La historia de la marginalidad y la delincuencia juvenil,
es la historia de aquellos países que nos han precedido en la consumación de la
socialdemocracia. Hipsters, beatniks, blouson noirs, teen-agers, outsiders,
rockers, teppisti, black rumblers, halbstarken o como quiera que se los haya
llamado, revelan una idéntica situación de putrefacción y prostitución del
Orden Natural en la Ciudad. Aquí y ahora, no termina de acostumbrarnos. Mañana
serán parte del paisaje, sus aberraciones seguirán en aumento y como en
aquellas pobres naciones apóstatas degeneradas material, espiritual y hasta
racialmente, aparecerán los teóricos del pluralismo que legitimen su existencia
y su fisonomía porque estamos en democracia. El programa del envilecimiento
argentino ha logrado instalarse en los meandros mismos de la sociedad y de sus
gobernantes. Los planificadores del resentimiento y del nihilismo saben bien lo
que hacen, y el mercado de miserabilidades les deja además buenos dividendos.
Hace unos días, en la última semana de enero, los
periódicos narraban como uno de los tantísimos ataques patoteros se había
consumado tres veces consecutivas al grito enajenado y terrible de ¡Satán al
poder! Lastimaron seriamente a hombres humildes, en horarios normales, sin
robarles nada, por el solo afán de agredir. Sus vestimentas, apodos y poses
reiteraban —con esa uniformidad que dicen detestar pero en la que caen
maniáticamente— las del mundillo de los punks con todo su vaho canallesco y
bastardo. No son emergentes de la represión sino de los defectos de la misma.
No son hijos de la censura sino de su ausencia. No son efectos del “país jardín
de infantes” sino de la república prostibularia de los festivales de rocks, de
los comités y de las pintadas insultantes en los templos.
Pero aún siendo coherentes con sus gritos arrebatados,
ignoran esos infelices que no necesitan postular la candidatura de Satán. Hace
rato que se enseñorea sobre esta tierra y la destruye.

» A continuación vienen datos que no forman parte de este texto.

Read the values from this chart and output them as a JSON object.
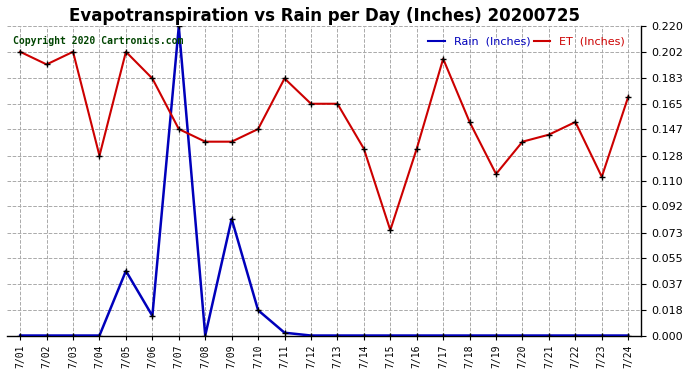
{
  "title": "Evapotranspiration vs Rain per Day (Inches) 20200725",
  "copyright": "Copyright 2020 Cartronics.com",
  "dates": [
    "7/01",
    "7/02",
    "7/03",
    "7/04",
    "7/05",
    "7/06",
    "7/07",
    "7/08",
    "7/09",
    "7/10",
    "7/11",
    "7/12",
    "7/13",
    "7/14",
    "7/15",
    "7/16",
    "7/17",
    "7/18",
    "7/19",
    "7/20",
    "7/21",
    "7/22",
    "7/23",
    "7/24"
  ],
  "rain": [
    0.0,
    0.0,
    0.0,
    0.0,
    0.046,
    0.014,
    0.22,
    0.0,
    0.083,
    0.018,
    0.002,
    0.0,
    0.0,
    0.0,
    0.0,
    0.0,
    0.0,
    0.0,
    0.0,
    0.0,
    0.0,
    0.0,
    0.0,
    0.0
  ],
  "et": [
    0.202,
    0.193,
    0.202,
    0.128,
    0.202,
    0.183,
    0.147,
    0.138,
    0.138,
    0.147,
    0.183,
    0.165,
    0.165,
    0.133,
    0.075,
    0.133,
    0.197,
    0.152,
    0.115,
    0.138,
    0.143,
    0.152,
    0.113,
    0.17
  ],
  "rain_color": "#0000bb",
  "et_color": "#cc0000",
  "marker_color": "#000000",
  "bg_color": "#ffffff",
  "grid_color": "#aaaaaa",
  "ylim": [
    0.0,
    0.22
  ],
  "yticks": [
    0.0,
    0.018,
    0.037,
    0.055,
    0.073,
    0.092,
    0.11,
    0.128,
    0.147,
    0.165,
    0.183,
    0.202,
    0.22
  ],
  "title_fontsize": 12,
  "copyright_color": "#004400",
  "legend_rain_label": "Rain  (Inches)",
  "legend_et_label": "ET  (Inches)"
}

Hasta que en el nombre
de Dios y de la Patria, por nuestros padres y por nuestros hijos, nos decidamos
a forjar con sangre ese “paraíso difícil, vertical, implacable”, que “tenga
junto a las jambas de la puerta, ángeles con espadas”.
Antonio Caponnetto El Blog de Cabildo
Notas:
El siguiente artículo fue publicado en “Cabildo” Nº 97,
Segunda Época, Año X, perteneciente al mes de febrero de 1986. Algunos párrafos
fueron transcriptos con anterioridad en este Blog; ahora lo posteamos completo.
(2) Hemos escrito muchas veces en aquellos años alertando
y denunciando la subversión cultural y moral, así como sobre las consecuencias
que acarrearía su continuidad y radicalización. Recordamos, por la particular
inquietud que nos causó su lectura, un comentario bibliográfico a un libro de Ernesto
Cadena en el que indicábamos la amenaza de esta violencia marginal de los
“punks” y otras modas underground (cfr. “Cabildo”, Segunda Época, julio de
1980, Año V, Nº 35, pág. 33). No fue la única vez y, como es de rigor, el
Nacionalismo abundó en anticipaciones que quienes debieron escuchar no
escucharon. Valga recordar también que en 1979, Enrique Díaz Araujo publicó su
valioso trabajo “La Rebelión de los Adolescentes”, cuyo contenido alcanza hoy
un alto tono realista y prefigurador de los males que vivimos.